Summary
Dr. Richard Smith, editor of the British Medical Journal for 13 years, said the journal is too reliant on drug company advertising to bring in revenue. What is even worse, Smith says, is medical journals publishing industry-funded trials. These trials are often better for drug companies than any advertising, and considered much more credible. However, the results of the trial are rarely negative for the sponsoring drug company. Smith says the only real way to combat the problem is to require publicly funded drug trials. Richard Ley, of the Association of the British Pharmaceutical Industry, says Smith's accusations were unfounded, and that publicly funded trials are "not realistic."
Original source:
http://news.bbc.co.uk/1/hi/health/4552509.stm
Details
Medical journals are an extension of the marketing arms of drug firms, says an ex-British Medical Journal editor.
Dr Richard Smith, who edited the BMJ for 13 years, criticised the journals' reliance on drug company advertising.
Writing in Public Library of Science Medicine, he also said journals were undermined by relying on clinical trials funded by the drugs industry.
The BMJ said a debate was needed, but drug industry representatives rejected the criticisms.

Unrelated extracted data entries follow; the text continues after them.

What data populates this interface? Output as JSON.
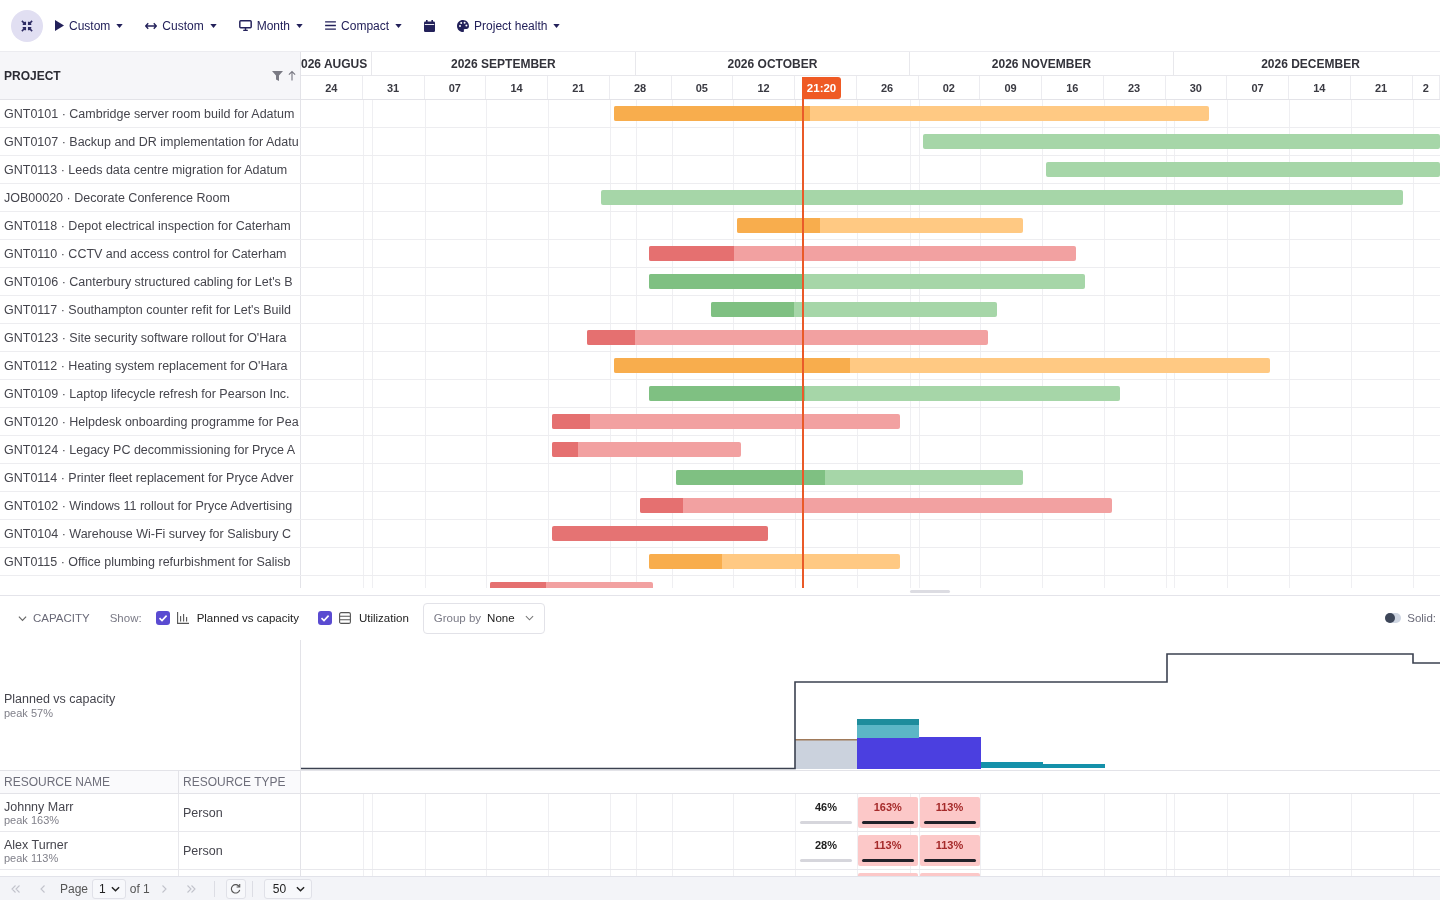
{
  "toolbar": [
    {
      "kind": "play",
      "label": "Custom",
      "dropdown": true
    },
    {
      "kind": "width",
      "label": "Custom",
      "dropdown": true
    },
    {
      "kind": "monitor",
      "label": "Month",
      "dropdown": true
    },
    {
      "kind": "list",
      "label": "Compact",
      "dropdown": true
    },
    {
      "kind": "calendar",
      "dropdown": false
    },
    {
      "kind": "palette",
      "label": "Project health",
      "dropdown": true
    }
  ],
  "gantt": {
    "column_header": "PROJECT",
    "months": [
      "026 AUGUS",
      "2026 SEPTEMBER",
      "2026 OCTOBER",
      "2026 NOVEMBER",
      "2026 DECEMBER"
    ],
    "weeks": [
      "24",
      "31",
      "07",
      "14",
      "21",
      "28",
      "05",
      "12",
      "26",
      "02",
      "09",
      "16",
      "23",
      "30",
      "07",
      "14",
      "21",
      "2"
    ],
    "now": {
      "label": "21:20"
    },
    "rows": [
      {
        "label": "GNT0101 · Cambridge server room build for Adatum",
        "color": "#ffc983",
        "level": 0.33
      },
      {
        "label": "GNT0107 · Backup and DR implementation for Adatu",
        "color": "#a6d6a8"
      },
      {
        "label": "GNT0113 · Leeds data centre migration for Adatum",
        "color": "#a6d6a8"
      },
      {
        "label": "JOB00020 · Decorate Conference Room",
        "color": "#a6d6a8"
      },
      {
        "label": "GNT0118 · Depot electrical inspection for Caterham",
        "color": "#ffc983",
        "level": 0.29
      },
      {
        "label": "GNT0110 · CCTV and access control for Caterham",
        "color": "#f2a1a1",
        "level": 0.2
      },
      {
        "label": "GNT0106 · Canterbury structured cabling for Let's B",
        "color": "#a6d6a8",
        "level": 0.35
      },
      {
        "label": "GNT0117 · Southampton counter refit for Let's Build",
        "color": "#a6d6a8",
        "level": 0.29
      },
      {
        "label": "GNT0123 · Site security software rollout for O'Hara",
        "color": "#f2a1a1",
        "level": 0.12
      },
      {
        "label": "GNT0112 · Heating system replacement for O'Hara",
        "color": "#ffc983",
        "level": 0.36
      },
      {
        "label": "GNT0109 · Laptop lifecycle refresh for Pearson Inc.",
        "color": "#a6d6a8",
        "level": 0.33
      },
      {
        "label": "GNT0120 · Helpdesk onboarding programme for Pea",
        "color": "#f2a1a1",
        "level": 0.11
      },
      {
        "label": "GNT0124 · Legacy PC decommissioning for Pryce A",
        "color": "#f2a1a1",
        "level": 0.14
      },
      {
        "label": "GNT0114 · Printer fleet replacement for Pryce Adver",
        "color": "#a6d6a8",
        "level": 0.43
      },
      {
        "label": "GNT0102 · Windows 11 rollout for Pryce Advertising",
        "color": "#f2a1a1",
        "level": 0.09
      },
      {
        "label": "GNT0104 · Warehouse Wi-Fi survey for Salisbury C",
        "color": "#e57373"
      },
      {
        "label": "GNT0115 · Office plumbing refurbishment for Salisb",
        "color": "#ffc983",
        "level": 0.29
      },
      {
        "color": "#f2a1a1",
        "level": 0.34
      }
    ]
  },
  "capacity": {
    "title": "CAPACITY",
    "expanded": true,
    "show_label": "Show:",
    "toggles": [
      {
        "kind": "chart",
        "label": "Planned vs capacity",
        "checked": true
      },
      {
        "kind": "table",
        "label": "Utilization",
        "checked": true
      }
    ],
    "group_by": {
      "label": "Group by",
      "value": "None"
    },
    "solid": {
      "label": "Solid:",
      "on": false
    },
    "chart_title": "Planned vs capacity",
    "chart_peak": "peak 57%",
    "columns": [
      "RESOURCE NAME",
      "RESOURCE TYPE"
    ],
    "resources": [
      {
        "name": "Johnny Marr",
        "peak": "peak 163%",
        "type": "Person",
        "cells": [
          {
            "value": "46%",
            "overallocated": false
          },
          {
            "value": "163%",
            "overallocated": true
          },
          {
            "value": "113%",
            "overallocated": true
          }
        ]
      },
      {
        "name": "Alex Turner",
        "peak": "peak 113%",
        "type": "Person",
        "cells": [
          {
            "value": "28%",
            "overallocated": false
          },
          {
            "value": "113%",
            "overallocated": true
          },
          {
            "value": "113%",
            "overallocated": true
          }
        ]
      },
      {
        "cells": [
          {
            "overallocated": true
          },
          {
            "overallocated": true
          }
        ]
      }
    ]
  },
  "pager": {
    "back": [
      {
        "kind": "first",
        "disabled": true
      },
      {
        "kind": "previous",
        "disabled": true
      }
    ],
    "page_label": "Page",
    "page": "1",
    "of": "of 1",
    "forward": [
      {
        "kind": "next",
        "disabled": true
      },
      {
        "kind": "last",
        "disabled": true
      }
    ],
    "page_size": "50"
  }
}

Dr Smith, who is now chief executive of healthcare firm UnitedHealth Europe, said the most conspicuous example of the dependence was reliance on advertising, but he added it was "the least corrupting form of dependence" since it was there for all to see.
Dr Smith said the publication of industry-funded trials was a much bigger problem.
"Fortunately from the point of view of the companies which fund these trials - but unfortunately for the credibility of the journals who publish them - they rarely produce results that are unfavourable to the companies' products."
He said editors are put under further pressure by the demands of producing a profit.
"An editor may thus face a frighteningly stark conflict of interest - publish a trial that will bring in $100,000 (£54,000) of profit, or meet the end of year budget by firing an editor."
He said there needed to be more publicly-funded trials - about two thirds are currently paid for by the industry - or journals should stop publishing such trials.
"On the one hand we are saying clean up your act, while we are fairly dependent on the
advertising for our survival.
"What we need now is a debate about the issue."
But Richard Ley, of the Association of the British Pharmaceutical Industry, said his criticisms were unfounded.